The primary hurdle in high-quality wafer fabrication is managing residual stress and crystal defects that drastically degrade device efficiency. High-temperature processing steps introduce severe thermal gradients, leading to mechanical warping, micropipes, and line dislocations. Furthermore, trace metallic contamination causes problematic doping variations and unpredictable electrical behavior, requiring precise optical characterization to ensure absolute wafer uniformity and maximize manufacturing yields.
Raman spectroscopy maps residual stress and identifies localized surface contamination by probing the inherent vibrational modes of the crystal lattice. By analyzing subtle shifts in Raman bands, engineers determine the exact magnitude and spatial distribution of internal strain across the wafer. Beyond mapping structural strain, this non-destructive technique measures crystal linewidth to accurately calculate overall defect density.
Deep-ultraviolet (DUV) excitation drives photoluminescence (PL) and cathodoluminescence (CL) to effectively identify point defects, dislocations, and impurities in WBG materials. Because SiC and GaN possess substantial energy gaps, high-energy photons are required for efficient probing. These targeted luminescence spectroscopies map carrier lifetimes and provide depth-sensitive analysis of localized energy states, immediately identifying non-radiative recombination centers that reduce overall device performance.

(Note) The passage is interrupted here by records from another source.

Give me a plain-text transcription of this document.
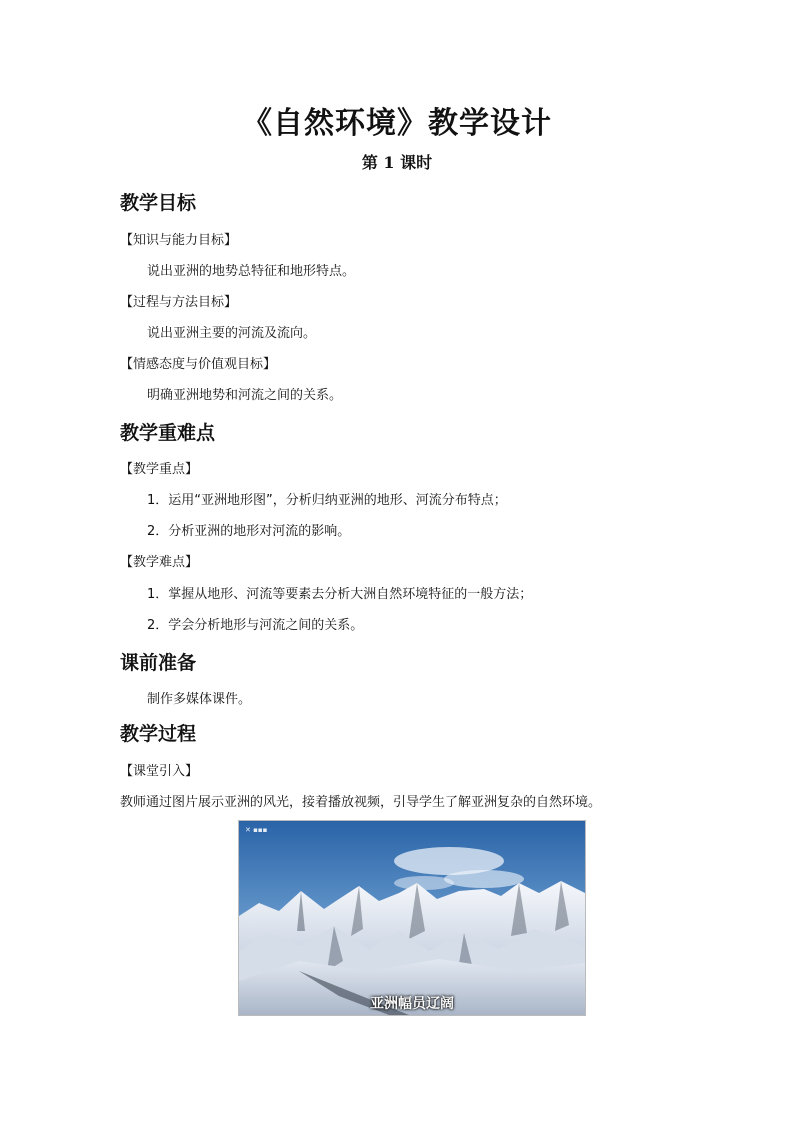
《自然环境》教学设计
第 1 课时
教学目标
【知识与能力目标】
说出亚洲的地势总特征和地形特点。
【过程与方法目标】
说出亚洲主要的河流及流向。
【情感态度与价值观目标】
明确亚洲地势和河流之间的关系。
教学重难点
【教学重点】
1．运用“亚洲地形图”，分析归纳亚洲的地形、河流分布特点；
2．分析亚洲的地形对河流的影响。
【教学难点】
1．掌握从地形、河流等要素去分析大洲自然环境特征的一般方法；
2．学会分析地形与河流之间的关系。
课前准备
制作多媒体课件。
教学过程
【课堂引入】
教师通过图片展示亚洲的风光，接着播放视频，引导学生了解亚洲复杂的自然环境。
✕ ▪▪▪
亚洲幅员辽阔
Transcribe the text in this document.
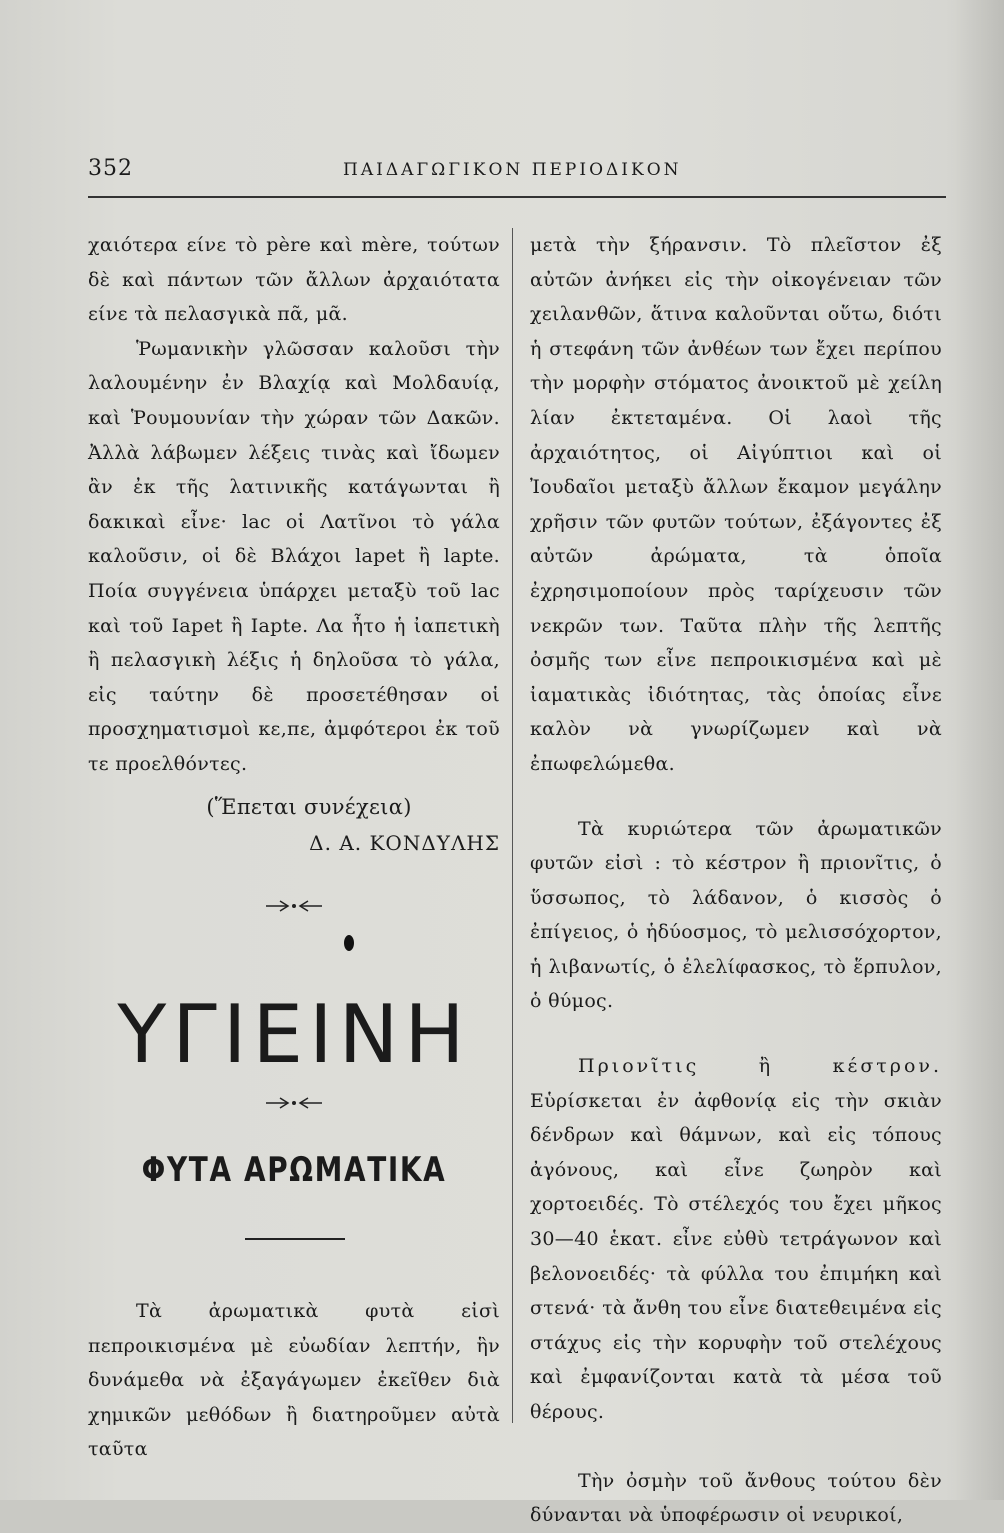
352	ΠΑΙΔΑΓΩΓΙΚΟΝ ΠΕΡΙΟΔΙΚΟΝ

χαιότερα είνε τὸ père καὶ mère, τούτων δὲ καὶ πάντων τῶν ἄλλων ἀρχαιότατα είνε τὰ πελασγικὰ πᾶ, μᾶ.

Ῥωμανικὴν γλῶσσαν καλοῦσι τὴν λαλουμένην ἐν Βλαχίᾳ καὶ Μολδαυίᾳ, καὶ Ῥουμουνίαν τὴν χώραν τῶν Δακῶν. Ἀλλὰ λάβωμεν λέξεις τινὰς καὶ ἴδωμεν ἂν ἐκ τῆς λατινικῆς κατάγωνται ἢ δακικαὶ εἶνε· lac οἱ Λατῖνοι τὸ γάλα καλοῦσιν, οἱ δὲ Βλάχοι lapet ἢ lapte. Ποία συγγένεια ὑπάρχει μεταξὺ τοῦ lac καὶ τοῦ Iapet ἢ Iapte. Λα ἦτο ἡ ἰαπετικὴ ἢ πελασγικὴ λέξις ἡ δηλοῦσα τὸ γάλα, εἰς ταύτην δὲ προσετέθησαν οἱ προσχηματισμοὶ κε,πε, ἀμφότεροι ἐκ τοῦ τε προελθόντες.

(Ἕπεται συνέχεια)

Δ. Α. ΚΟΝΔΥΛΗΣ

ΥΓΙΕΙΝΗ
ΦΥΤΑ ΑΡΩΜΑΤΙΚΑ

Τὰ ἀρωματικὰ φυτὰ εἰσὶ πεπροικισμένα μὲ εὐωδίαν λεπτήν, ἣν δυνάμεθα νὰ ἐξαγάγωμεν ἐκεῖθεν διὰ χημικῶν μεθόδων ἢ διατηροῦμεν αὐτὰ ταῦτα

μετὰ τὴν ξήρανσιν. Τὸ πλεῖστον ἐξ αὐτῶν ἀνήκει εἰς τὴν οἰκογένειαν τῶν χειλανθῶν, ἅτινα καλοῦνται οὕτω, διότι ἡ στεφάνη τῶν ἀνθέων των ἔχει περίπου τὴν μορφὴν στόματος ἀνοικτοῦ μὲ χείλη λίαν ἐκτεταμένα. Οἱ λαοὶ τῆς ἀρχαιότητος, οἱ Αἰγύπτιοι καὶ οἱ Ἰουδαῖοι μεταξὺ ἄλλων ἔκαμον μεγάλην χρῆσιν τῶν φυτῶν τούτων, ἐξάγοντες ἐξ αὐτῶν ἀρώματα, τὰ ὁποῖα ἐχρησιμοποίουν πρὸς ταρίχευσιν τῶν νεκρῶν των. Ταῦτα πλὴν τῆς λεπτῆς ὀσμῆς των εἶνε πεπροικισμένα καὶ μὲ ἰαματικὰς ἰδιότητας, τὰς ὁποίας εἶνε καλὸν νὰ γνωρίζωμεν καὶ νὰ ἐπωφελώμεθα.

Τὰ κυριώτερα τῶν ἀρωματικῶν φυτῶν εἰσὶ : τὸ κέστρον ἢ πριονῖτις, ὁ ὕσσωπος, τὸ λάδανον, ὁ κισσὸς ὁ ἐπίγειος, ὁ ἡδύοσμος, τὸ μελισσόχορτον, ἡ λιβανωτίς, ὁ ἐλελίφασκος, τὸ ἕρπυλον, ὁ θύμος.

Πριονῖτις ἢ κέστρον. Εὑρίσκεται ἐν ἀφθονίᾳ εἰς τὴν σκιὰν δένδρων καὶ θάμνων, καὶ εἰς τόπους ἀγόνους, καὶ εἶνε ζωηρὸν καὶ χορτοειδές. Τὸ στέλεχός του ἔχει μῆκος 30—40 ἑκατ. εἶνε εὐθὺ τετράγωνον καὶ βελονοειδές· τὰ φύλλα του ἐπιμήκη καὶ στενά· τὰ ἄνθη του εἶνε διατεθειμένα εἰς στάχυς εἰς τὴν κορυφὴν τοῦ στελέχους καὶ ἐμφανίζονται κατὰ τὰ μέσα τοῦ θέρους.

Τὴν ὀσμὴν τοῦ ἄνθους τούτου δὲν δύνανται νὰ ὑποφέρωσιν οἱ νευρικοί,
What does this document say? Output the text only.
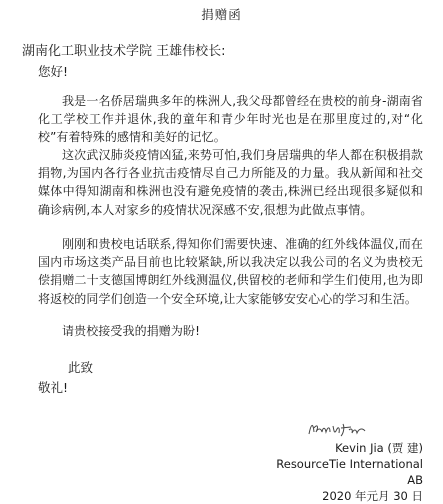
捐赠函
湖南化工职业技术学院 王雄伟校长:
您好!
我是一名侨居瑞典多年的株洲人,我父母都曾经在贵校的前身-湖南省化工学校工作并退休,我的童年和青少年时光也是在那里度过的,对“化校”有着特殊的感情和美好的记忆。
这次武汉肺炎疫情凶猛,来势可怕,我们身居瑞典的华人都在积极捐款捐物,为国内各行各业抗击疫情尽自己力所能及的力量。我从新闻和社交媒体中得知湖南和株洲也没有避免疫情的袭击,株洲已经出现很多疑似和确诊病例,本人对家乡的疫情状况深感不安,很想为此做点事情。
刚刚和贵校电话联系,得知你们需要快速、准确的红外线体温仪,而在国内市场这类产品目前也比较紧缺,所以我决定以我公司的名义为贵校无偿捐赠二十支德国博朗红外线测温仪,供留校的老师和学生们使用,也为即将返校的同学们创造一个安全环境,让大家能够安安心心的学习和生活。
请贵校接受我的捐赠为盼!
此致
敬礼!
Kevin Jia (贾 建)
ResourceTie International AB
2020 年元月 30 日
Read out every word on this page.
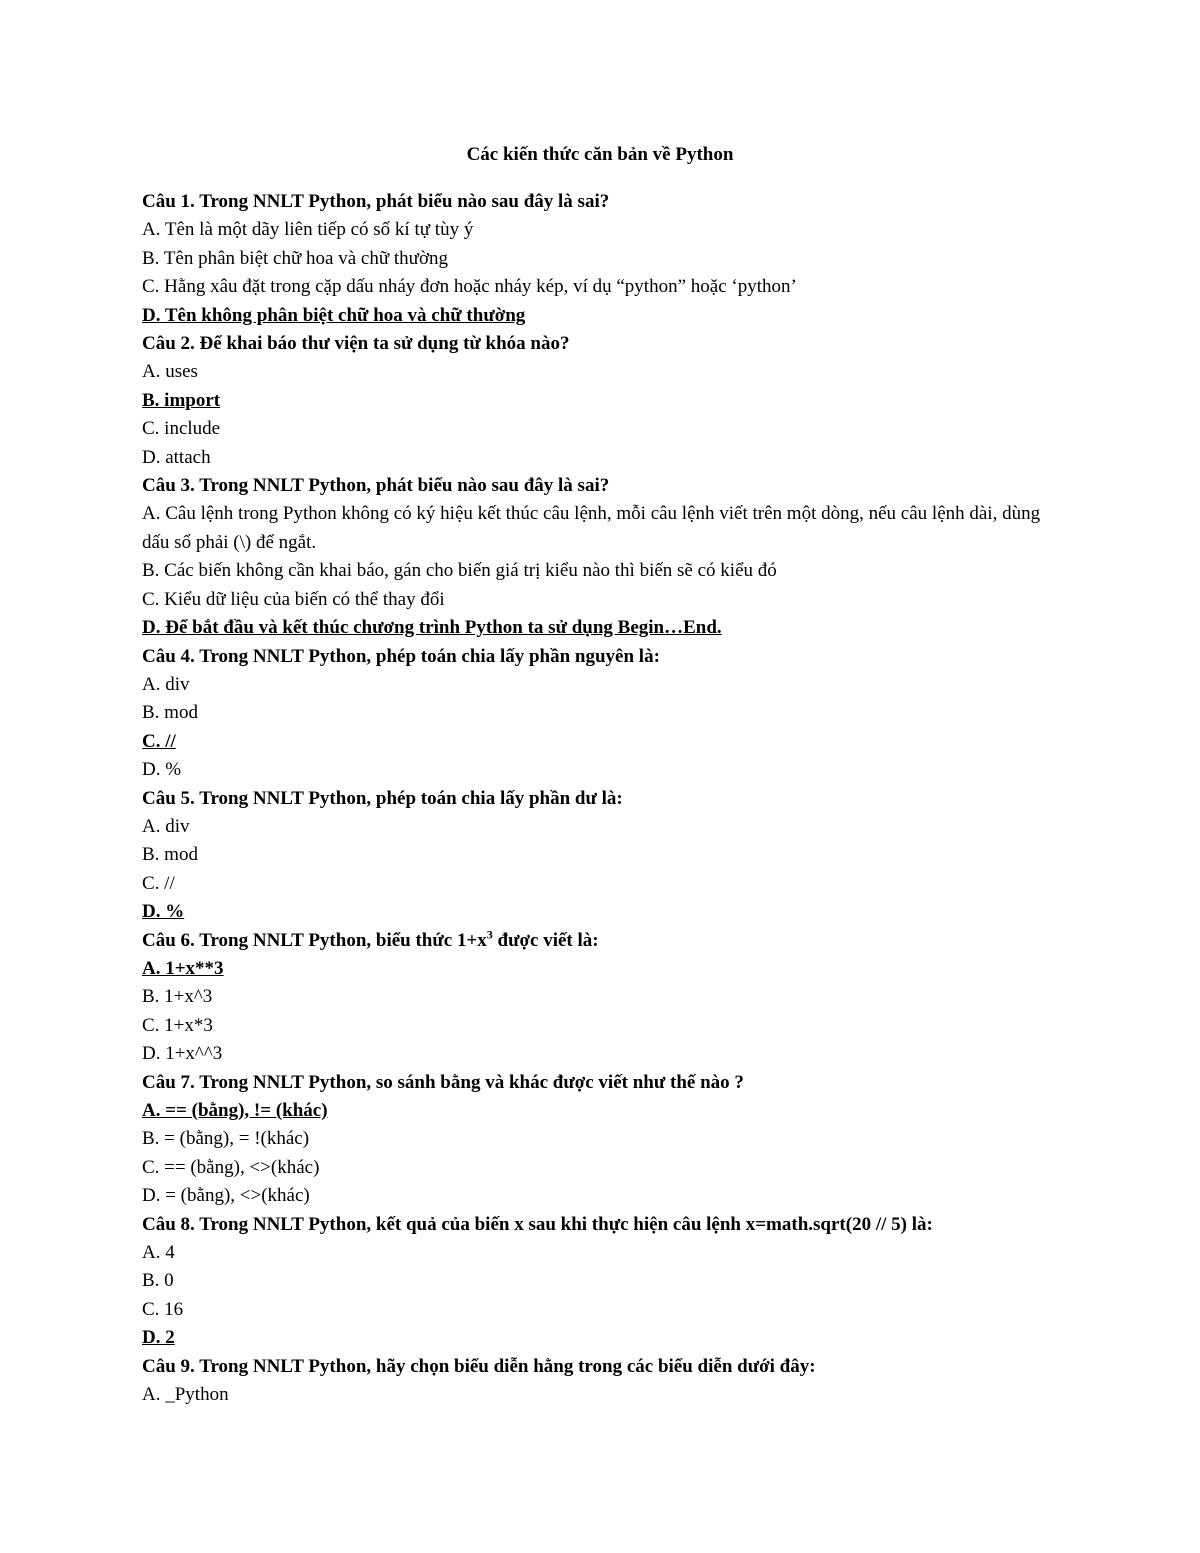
Các kiến thức căn bản về Python
Câu 1. Trong NNLT Python, phát biểu nào sau đây là sai?
A. Tên là một dãy liên tiếp có số kí tự tùy ý
B. Tên phân biệt chữ hoa và chữ thường
C. Hằng xâu đặt trong cặp dấu nháy đơn hoặc nháy kép, ví dụ “python” hoặc ‘python’
D. Tên không phân biệt chữ hoa và chữ thường
Câu 2. Để khai báo thư viện ta sử dụng từ khóa nào?
A. uses
B. import
C. include
D. attach
Câu 3. Trong NNLT Python, phát biểu nào sau đây là sai?
A. Câu lệnh trong Python không có ký hiệu kết thúc câu lệnh, mỗi câu lệnh viết trên một dòng, nếu câu lệnh dài, dùng dấu sổ phải (\) để ngắt.
B. Các biến không cần khai báo, gán cho biến giá trị kiểu nào thì biến sẽ có kiểu đó
C. Kiểu dữ liệu của biến có thể thay đổi
D. Để bắt đầu và kết thúc chương trình Python ta sử dụng Begin…End.
Câu 4. Trong NNLT Python, phép toán chia lấy phần nguyên là:
A. div
B. mod
C. //
D. %
Câu 5. Trong NNLT Python, phép toán chia lấy phần dư là:
A. div
B. mod
C. //
D. %
Câu 6. Trong NNLT Python, biểu thức $1+x^3$ được viết là:
A. 1+x**3
B. 1+x^3
C. 1+x*3
D. 1+x^^3
Câu 7. Trong NNLT Python, so sánh bằng và khác được viết như thế nào ?
A. == (bằng), != (khác)
B. = (bằng), = !(khác)
C. == (bằng), <>(khác)
D. = (bằng), <>(khác)
Câu 8. Trong NNLT Python, kết quả của biến x sau khi thực hiện câu lệnh x=math.sqrt(20 // 5) là:
A. 4
B. 0
C. 16
D. 2
Câu 9. Trong NNLT Python, hãy chọn biểu diễn hằng trong các biểu diễn dưới đây:
A. _Python
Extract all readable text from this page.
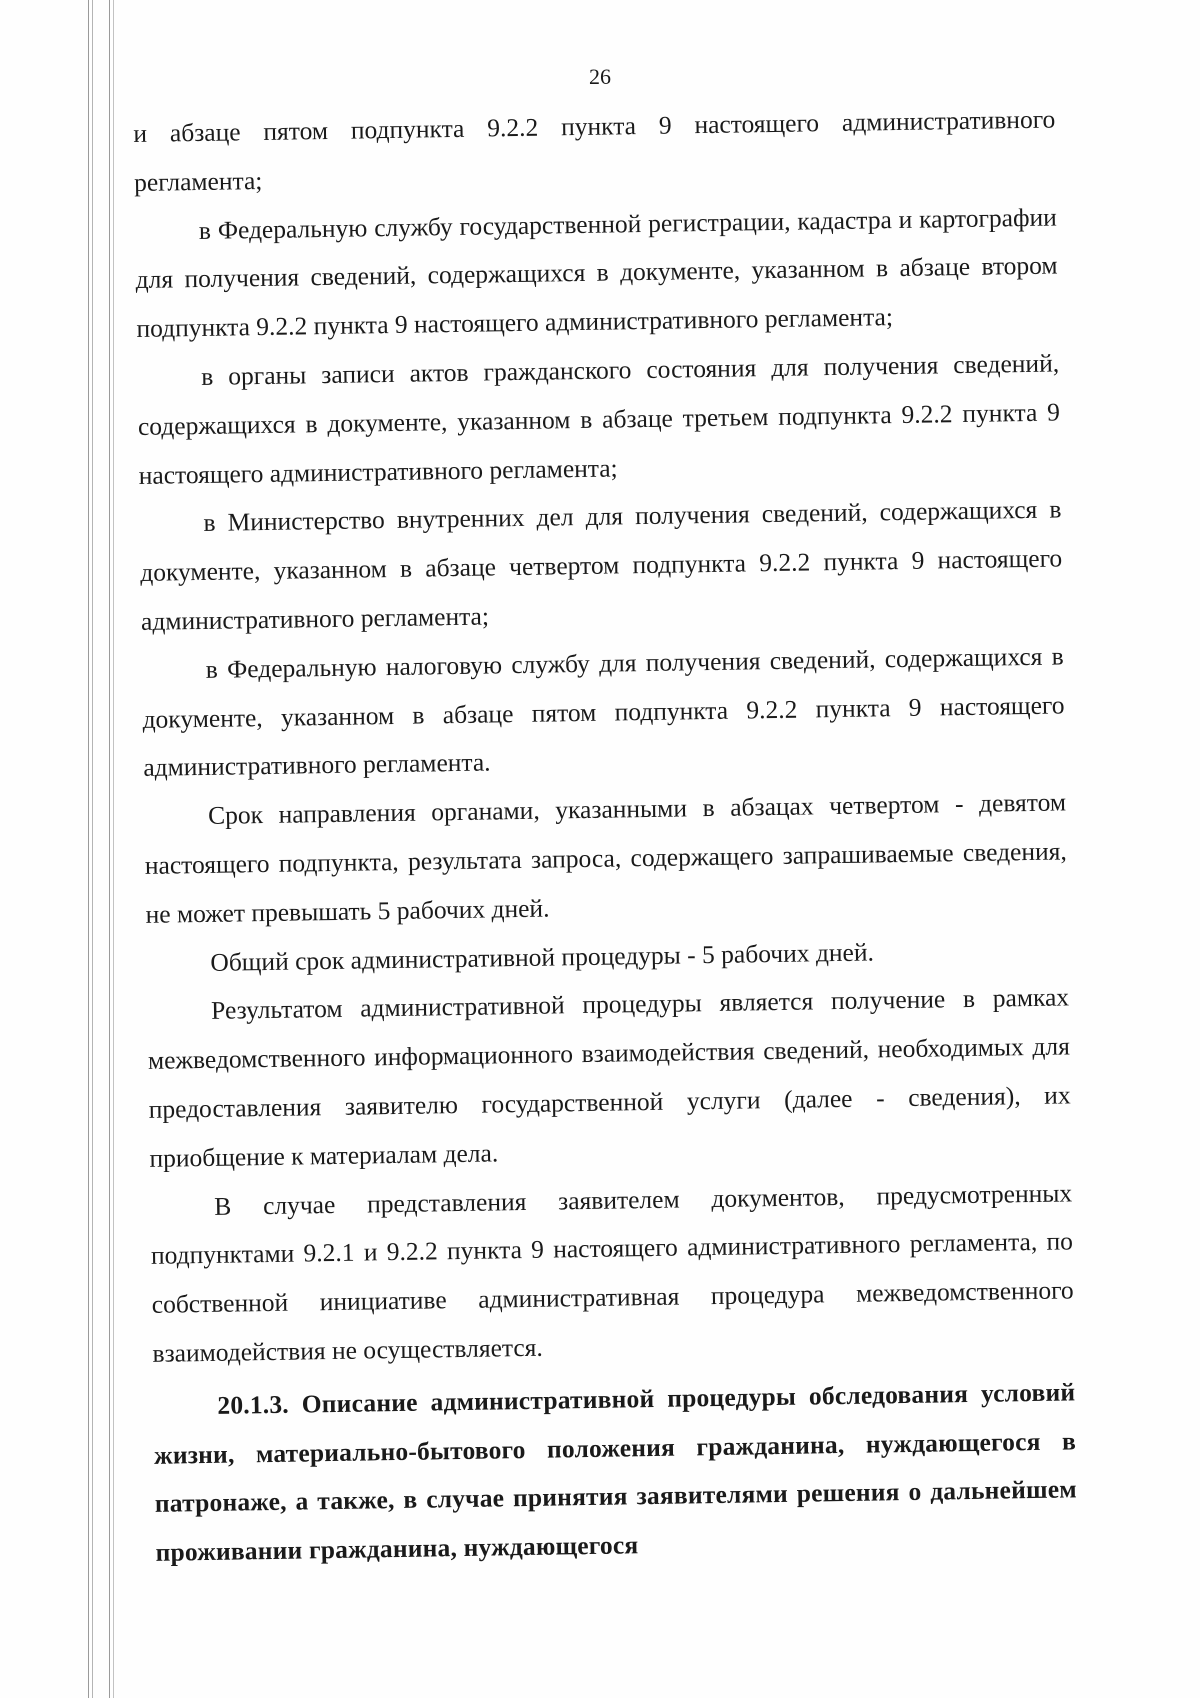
26

и абзаце пятом подпункта 9.2.2 пункта 9 настоящего административного регламента;

в Федеральную службу государственной регистрации, кадастра и картографии для получения сведений, содержащихся в документе, указанном в абзаце втором подпункта 9.2.2 пункта 9 настоящего административного регламента;

в органы записи актов гражданского состояния для получения сведений, содержащихся в документе, указанном в абзаце третьем подпункта 9.2.2 пункта 9 настоящего административного регламента;

в Министерство внутренних дел для получения сведений, содержащихся в документе, указанном в абзаце четвертом подпункта 9.2.2 пункта 9 настоящего административного регламента;

в Федеральную налоговую службу для получения сведений, содержащихся в документе, указанном в абзаце пятом подпункта 9.2.2 пункта 9 настоящего административного регламента.

Срок направления органами, указанными в абзацах четвертом - девятом настоящего подпункта, результата запроса, содержащего запрашиваемые сведения, не может превышать 5 рабочих дней.

Общий срок административной процедуры - 5 рабочих дней.

Результатом административной процедуры является получение в рамках межведомственного информационного взаимодействия сведений, необходимых для предоставления заявителю государственной услуги (далее - сведения), их приобщение к материалам дела.

В случае представления заявителем документов, предусмотренных подпунктами 9.2.1 и 9.2.2 пункта 9 настоящего административного регламента, по собственной инициативе административная процедура межведомственного взаимодействия не осуществляется.

20.1.3. Описание административной процедуры обследования условий жизни, материально-бытового положения гражданина, нуждающегося в патронаже, а также, в случае принятия заявителями решения о дальнейшем проживании гражданина, нуждающегося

A synergistic multimodal analysis approach combines the strengths of various spectroscopic methods to provide a comprehensive understanding of complex wafer quality. For example, engineers correlate wafer-level stress maps from Raman scattering with sub-micron defect visualizations from differential interference contrast (DIC) microscopy. This complete correlation between fundamental material science and automated inspection accurately predicts device performance and optimizes high-volume production operations.